L’analyse chronologique montre des activités de l’attaque concentrées pendant les jours et heures ouvrés en Chine, suggérant des opérations potentiellement orchestrées ou soutenues par un État. Les campagnes précédentes (Operation Soft Cell, Operation Tainted Love) et les outils récurrents (notamment les variantes spécifiques de Mimikatz) renforcent le lien avec des APT chinoises renommées comme Granite Typhoon (ex-Gallium) ou APT41.
Le tout témoigne forcément d’une orchestration et d’une logistique industrielles qui font pencher la balance en faveur d’une opération sponsorisée par un état, en l’occurrence l’état Chinois.
Des approches cyber à adapter
Cette campagne montre clairement que même les outils de développement les plus courants, comme VS Code, ne doivent pas être considérés comme intrinsèquement sûrs.
Les experts recommandent :
- Une surveillance accrue des lancements et services associés à VS Code.
- La limitation stricte des tunnels distants au personnel autorisé, assortie d’un contrôle d’identité renforcé.
- Un suivi attentif des connexions suspectes, en particulier vers les domaines *.devtunnels.ms.

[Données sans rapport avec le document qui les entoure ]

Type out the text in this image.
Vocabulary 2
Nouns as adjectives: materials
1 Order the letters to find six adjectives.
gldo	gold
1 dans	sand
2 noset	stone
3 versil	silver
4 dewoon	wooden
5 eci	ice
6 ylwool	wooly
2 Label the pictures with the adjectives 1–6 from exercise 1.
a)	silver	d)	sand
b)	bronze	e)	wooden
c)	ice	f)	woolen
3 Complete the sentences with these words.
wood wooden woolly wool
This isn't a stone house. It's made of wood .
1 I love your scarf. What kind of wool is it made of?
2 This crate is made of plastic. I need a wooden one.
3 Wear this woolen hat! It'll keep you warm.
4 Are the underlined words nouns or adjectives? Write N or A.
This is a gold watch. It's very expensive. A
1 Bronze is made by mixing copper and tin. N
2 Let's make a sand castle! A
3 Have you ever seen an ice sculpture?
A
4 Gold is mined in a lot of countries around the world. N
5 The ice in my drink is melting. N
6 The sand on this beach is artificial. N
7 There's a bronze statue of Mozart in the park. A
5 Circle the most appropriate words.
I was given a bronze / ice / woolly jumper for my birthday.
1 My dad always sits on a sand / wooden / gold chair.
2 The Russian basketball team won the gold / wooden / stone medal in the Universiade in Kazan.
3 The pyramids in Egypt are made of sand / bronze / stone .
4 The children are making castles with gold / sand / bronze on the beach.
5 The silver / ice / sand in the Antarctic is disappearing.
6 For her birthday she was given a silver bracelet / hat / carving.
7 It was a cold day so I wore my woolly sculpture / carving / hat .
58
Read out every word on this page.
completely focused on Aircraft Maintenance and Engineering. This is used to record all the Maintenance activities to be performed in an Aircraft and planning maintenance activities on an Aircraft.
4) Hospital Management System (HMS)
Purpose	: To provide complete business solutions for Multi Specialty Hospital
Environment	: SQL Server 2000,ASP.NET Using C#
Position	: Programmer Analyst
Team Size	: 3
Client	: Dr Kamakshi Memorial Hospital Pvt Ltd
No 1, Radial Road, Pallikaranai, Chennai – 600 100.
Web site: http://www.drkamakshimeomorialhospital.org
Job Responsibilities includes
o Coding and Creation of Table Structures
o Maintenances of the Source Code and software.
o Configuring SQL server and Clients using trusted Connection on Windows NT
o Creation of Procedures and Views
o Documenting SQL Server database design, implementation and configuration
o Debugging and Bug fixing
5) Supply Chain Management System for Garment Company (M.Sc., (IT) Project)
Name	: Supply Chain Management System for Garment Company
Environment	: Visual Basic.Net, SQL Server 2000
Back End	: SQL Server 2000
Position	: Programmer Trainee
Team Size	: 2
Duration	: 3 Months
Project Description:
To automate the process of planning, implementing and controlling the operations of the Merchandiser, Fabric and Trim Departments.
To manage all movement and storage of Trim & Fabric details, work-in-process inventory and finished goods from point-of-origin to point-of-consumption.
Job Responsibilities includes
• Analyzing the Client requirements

Ce qui inquiète les chercheurs en cybersécurité, c’est que l’opération Digital Eye fait plus que surfer sur l’ère du temps et pourrait bien préfigurer une évolution plus profonde des menaces cybers. Les entreprises sont appelées à considérer désormais leurs environnements de développement comme des cibles de premier ordre. Dans ce contexte, la sécurisation de l’écosystème logiciel, de la première ligne de code aux pipelines de CI/CD, devient cruciale. Et l’exploitation de plus en plus fréquence d’outils légitimes et des grandes infrastructures Cloud – qui complexifie la détection – doit encourager les efforts de mise en œuvre d’approches Zero Trust à 360° et à défaut le renforcement de bonnes pratiques, comme la surveillance multidimensionnelle, la corrélation fine des événements, et le renforcement des politiques d’accès.
Operation Digital Eye est aussi une piqure de rappel pour tous les DSI face aux risques de la Supply Chain logicielle : il ne s’agit plus seulement de protéger les produits finis, mais aussi tous les maillons de la chaîne, y compris les environnements de développement et les outils qui semblaient autrefois inoffensifs.